All of these records are filled with a sense of dark foreboding. It’s as if they’re convinced something terrible is about to happen – “paranoia strikes deep, into your life it will creep, it starts when you’re always afraid”, as the Buffalo Springfield put it. As it turned out, they were right: something terrible was about to happen. Maybe only late-1960s LA could have produced a figure like Charles Manson: the drugs that messed with your sense of reality crashing against a city filled with visible extremes of wealth and poverty, success and failure, and all the brooding resentment that can engender. If you were a musician, LA might have seemed like paradise in the late 1960s, when the city’s Laurel Canyon district in particular seems to have been an endless sunlit feast of dope and music and groupies, with Joni Mitchell and The Mamas and the Papas and Crosby, Stills, Nash and Young all on the guest list.
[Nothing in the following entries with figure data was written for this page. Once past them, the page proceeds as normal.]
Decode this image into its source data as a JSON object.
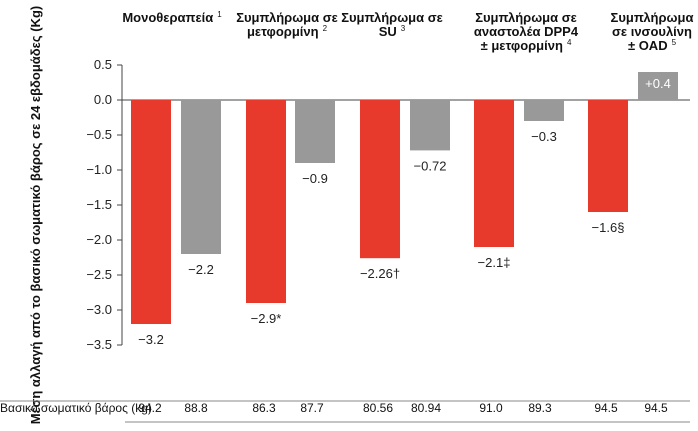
{
  "chart_data": {
    "type": "bar",
    "ylabel": "Μέση αλλαγή από το βασικό σωματικό βάρος σε 24 εβδομάδες (Kg)",
    "ylim": [
      -3.5,
      0.5
    ],
    "yticks": [
      "0.5",
      "0.0",
      "−0.5",
      "−1.0",
      "−1.5",
      "−2.0",
      "−2.5",
      "−3.0",
      "−3.5"
    ],
    "ytick_values": [
      0.5,
      0.0,
      -0.5,
      -1.0,
      -1.5,
      -2.0,
      -2.5,
      -3.0,
      -3.5
    ],
    "grid": false,
    "groups": [
      {
        "title": [
          "Μονοθεραπεία"
        ],
        "sup": "1"
      },
      {
        "title": [
          "Συμπλήρωμα σε",
          "μετφορμίνη"
        ],
        "sup": "2"
      },
      {
        "title": [
          "Συμπλήρωμα σε",
          "SU"
        ],
        "sup": "3"
      },
      {
        "title": [
          "Συμπλήρωμα σε",
          "αναστολέα DPP4",
          "± μετφορμίνη"
        ],
        "sup": "4"
      },
      {
        "title": [
          "Συμπλήρωμα",
          "σε ινσουλίνη",
          "± OAD"
        ],
        "sup": "5"
      }
    ],
    "series": [
      {
        "color": "#e8392d",
        "values": [
          -3.2,
          -2.9,
          -2.26,
          -2.1,
          -1.6
        ],
        "labels": [
          "−3.2",
          "−2.9*",
          "−2.26†",
          "−2.1‡",
          "−1.6§"
        ]
      },
      {
        "color": "#999999",
        "values": [
          -2.2,
          -0.9,
          -0.72,
          -0.3,
          0.4
        ],
        "labels": [
          "−2.2",
          "−0.9",
          "−0.72",
          "−0.3",
          "+0.4"
        ]
      }
    ],
    "baseline": {
      "label": "Βασικό σωματικό βάρος (kg)",
      "values": [
        "94.2",
        "88.8",
        "86.3",
        "87.7",
        "80.56",
        "80.94",
        "91.0",
        "89.3",
        "94.5",
        "94.5"
      ]
    }
  }
}
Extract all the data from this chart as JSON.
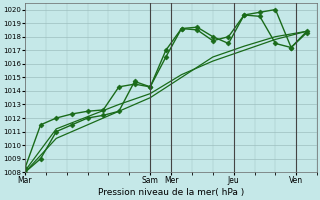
{
  "xlabel": "Pression niveau de la mer( hPa )",
  "bg_color": "#c5e8e8",
  "grid_color": "#9dbfbf",
  "line_color": "#1a6b1a",
  "ylim": [
    1008,
    1020.5
  ],
  "ytick_min": 1008,
  "ytick_max": 1020,
  "xtick_labels": [
    "Mar",
    "Sam",
    "Mer",
    "Jeu",
    "Ven"
  ],
  "xtick_positions": [
    0,
    48,
    56,
    80,
    104
  ],
  "xlim": [
    0,
    112
  ],
  "vlines": [
    48,
    56,
    80,
    104
  ],
  "series": [
    {
      "x": [
        0,
        6,
        12,
        18,
        24,
        30,
        36,
        42,
        48,
        54,
        60,
        66,
        72,
        78,
        84,
        90,
        96,
        102,
        108
      ],
      "y": [
        1008.0,
        1009.0,
        1011.0,
        1011.5,
        1012.0,
        1012.2,
        1012.5,
        1014.7,
        1014.3,
        1016.5,
        1018.6,
        1018.7,
        1018.0,
        1017.5,
        1019.6,
        1019.8,
        1020.0,
        1017.2,
        1018.3
      ],
      "marker": "D",
      "ms": 2.5,
      "lw": 1.0,
      "ls": "-"
    },
    {
      "x": [
        0,
        6,
        12,
        18,
        24,
        30,
        36,
        42,
        48,
        54,
        60,
        66,
        72,
        78,
        84,
        90,
        96,
        102,
        108
      ],
      "y": [
        1008.3,
        1011.5,
        1012.0,
        1012.3,
        1012.5,
        1012.6,
        1014.3,
        1014.5,
        1014.3,
        1017.0,
        1018.6,
        1018.5,
        1017.7,
        1018.0,
        1019.6,
        1019.5,
        1017.5,
        1017.2,
        1018.4
      ],
      "marker": "D",
      "ms": 2.5,
      "lw": 1.0,
      "ls": "-"
    },
    {
      "x": [
        0,
        12,
        24,
        36,
        48,
        60,
        72,
        84,
        96,
        108
      ],
      "y": [
        1008.1,
        1011.2,
        1012.1,
        1013.0,
        1013.8,
        1015.2,
        1016.2,
        1017.0,
        1017.8,
        1018.4
      ],
      "marker": "None",
      "ms": 0,
      "lw": 0.9,
      "ls": "-"
    },
    {
      "x": [
        0,
        12,
        24,
        36,
        48,
        60,
        72,
        84,
        96,
        108
      ],
      "y": [
        1008.0,
        1010.5,
        1011.5,
        1012.5,
        1013.5,
        1015.0,
        1016.5,
        1017.3,
        1018.0,
        1018.4
      ],
      "marker": "None",
      "ms": 0,
      "lw": 0.9,
      "ls": "-"
    }
  ]
}
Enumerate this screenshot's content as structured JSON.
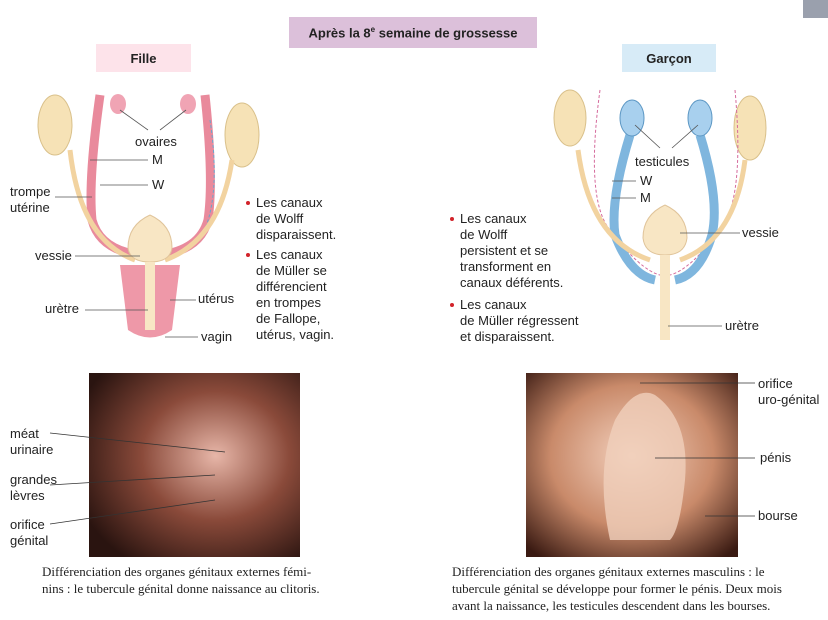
{
  "header": {
    "title_before": "Après la 8",
    "title_sup": "e",
    "title_after": " semaine de grossesse"
  },
  "left": {
    "heading": "Fille",
    "labels": {
      "ovaires": [
        "ovaires"
      ],
      "m": [
        "M"
      ],
      "w": [
        "W"
      ],
      "trompe": [
        "trompe",
        "utérine"
      ],
      "vessie": [
        "vessie"
      ],
      "uretre": [
        "urètre"
      ],
      "uterus": [
        "utérus"
      ],
      "vagin": [
        "vagin"
      ]
    },
    "bullets": [
      [
        "Les canaux",
        "de Wolff",
        "disparaissent."
      ],
      [
        "Les canaux",
        "de Müller se",
        "différencient",
        "en trompes",
        "de Fallope,",
        "utérus, vagin."
      ]
    ],
    "photo_labels": {
      "meat": [
        "méat",
        "urinaire"
      ],
      "levres": [
        "grandes",
        "lèvres"
      ],
      "orifice": [
        "orifice",
        "génital"
      ]
    },
    "caption": [
      "Différenciation des organes génitaux externes fémi-",
      "nins : le tubercule génital donne naissance au clitoris."
    ]
  },
  "right": {
    "heading": "Garçon",
    "labels": {
      "testicules": [
        "testicules"
      ],
      "w": [
        "W"
      ],
      "m": [
        "M"
      ],
      "vessie": [
        "vessie"
      ],
      "uretre": [
        "urètre"
      ]
    },
    "bullets": [
      [
        "Les canaux",
        "de Wolff",
        "persistent et se",
        "transforment en",
        "canaux déférents."
      ],
      [
        "Les canaux",
        "de Müller régressent",
        "et disparaissent."
      ]
    ],
    "photo_labels": {
      "orifice": [
        "orifice",
        "uro-génital"
      ],
      "penis": [
        "pénis"
      ],
      "bourse": [
        "bourse"
      ]
    },
    "caption": [
      "Différenciation des organes génitaux externes masculins : le",
      "tubercule génital se développe pour former le pénis. Deux mois",
      "avant la naissance, les testicules descendent dans les bourses."
    ]
  }
}
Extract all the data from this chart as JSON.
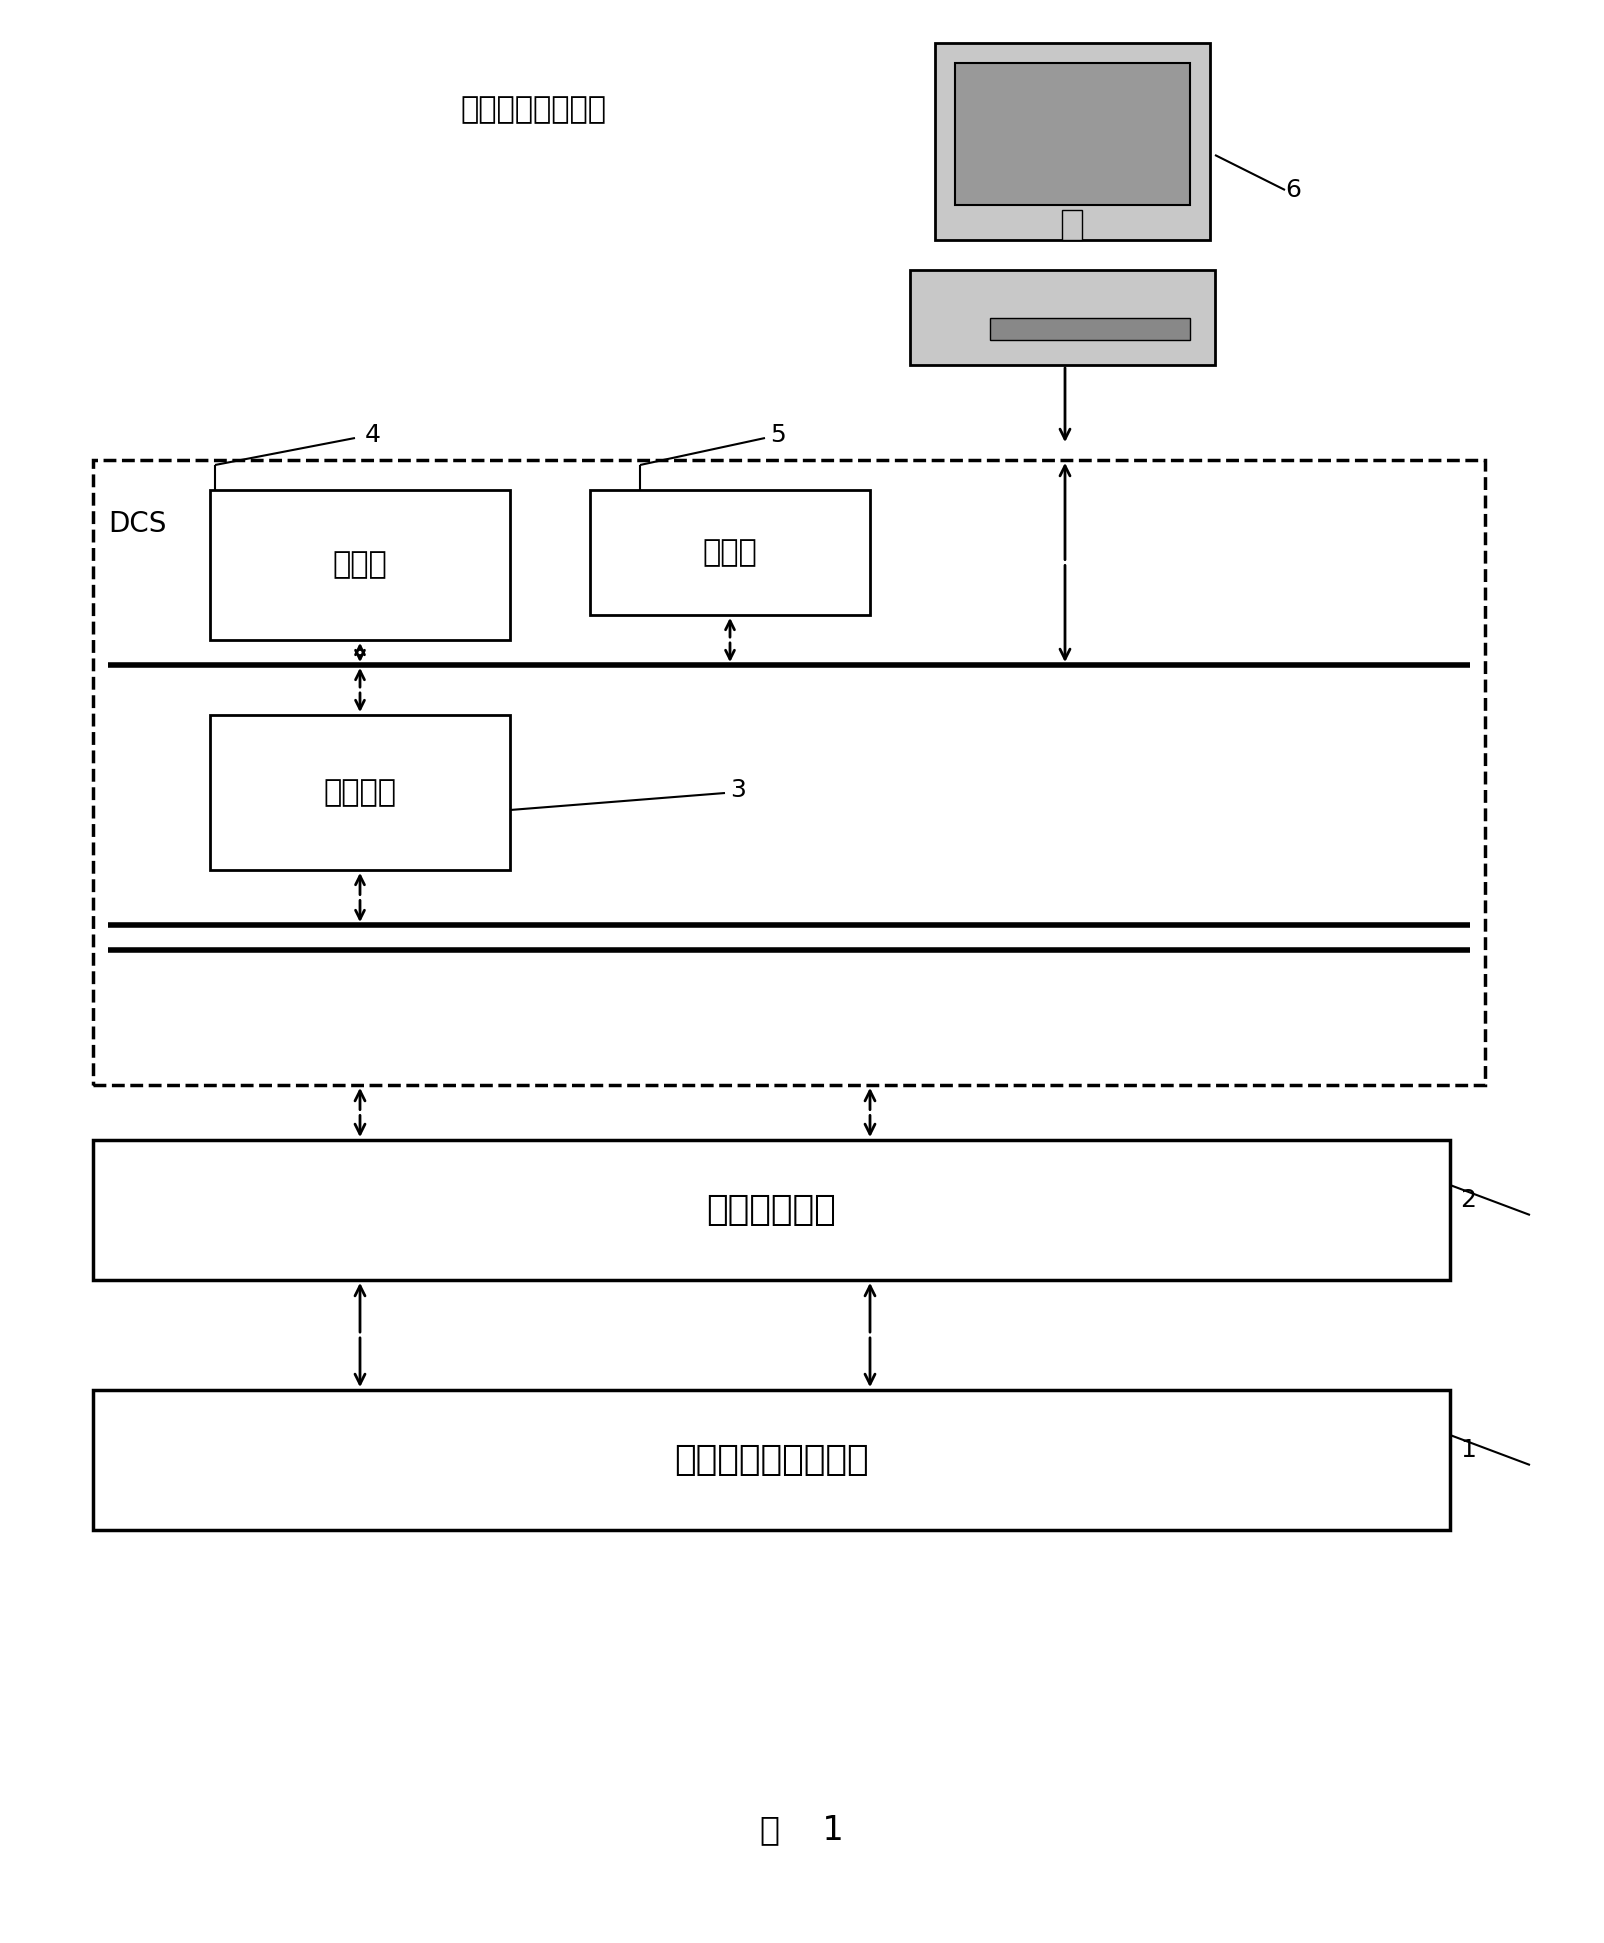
{
  "bg_color": "#ffffff",
  "title_label": "图    1",
  "computer_label": "软测量智能处理器",
  "label6": "6",
  "label5": "5",
  "label4": "4",
  "label3": "3",
  "label2": "2",
  "label1": "1",
  "dcs_label": "DCS",
  "box_kongzhi": "控制站",
  "box_shujuku": "数据库",
  "box_shujujiekou": "数据接口",
  "box_xianchang": "现场智能仪表",
  "box_jucheng": "聚丙烯生产过程对象",
  "fig_w": 16.04,
  "fig_h": 19.43,
  "dpi": 100
}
No wonder the music that emerged from there sounded so peaceful and beatific. Here was a reminder that it was anything but, one of those moments when “the ground cracks under you”: a man from the hippy milieu, thwarted in his ambitions to become a rock star, masterminding a series of brutal murders.

The figure of Manson hangs over maybe the greatest chronicler of LA’s darkness, Neil Young – understandably so, given that Manson auditioned for him. The flatly terrifying Revolution Blues of 1974 is about Manson, or at least about someone very like him: “I hear that Laurel Canyon is full of famous stars, but I hate them worse than lepers and I’ll kill them in their cars.” Even better is the following year’s Tonight’s the Night, the perfect musical summary of Los Angeles’ excess and decay. Described by its author as a “horror record”, it was taped on Sunset Boulevard by musicians who had deliberately relocated to the sleaziest motel they could find and spent the sessions behaving, as Young’s father put it, “like men on a binge at a wake”, audibly trashed on tequila and cocaine. But you don’t need to know the album’s back story – which involves the drug-related deaths of Young’s guitarist and roadie – to understand what the album is about. It sounds like it’s on the verge of falling apart, music made by someone whose dreams are crashing down around them, utterly disillusioned with fame and celebrity. “I was living down there in LA,” said Young. “That’s the time when you start realising, ‘Hey, this isn’t what I thought it was going to be.” And the darkness of the city is underneath every note, from the ominous piano part that opens the album, to Tired Eyes’ matter-of-fact depiction of a cocaine deal in Topanga Canyon gone murderously wrong. And that’s what I think of when I think about music from LA: Tonight’s the Night, bleak and dark and strange and sad, an album that couldn’t have been made anywhere else in the world.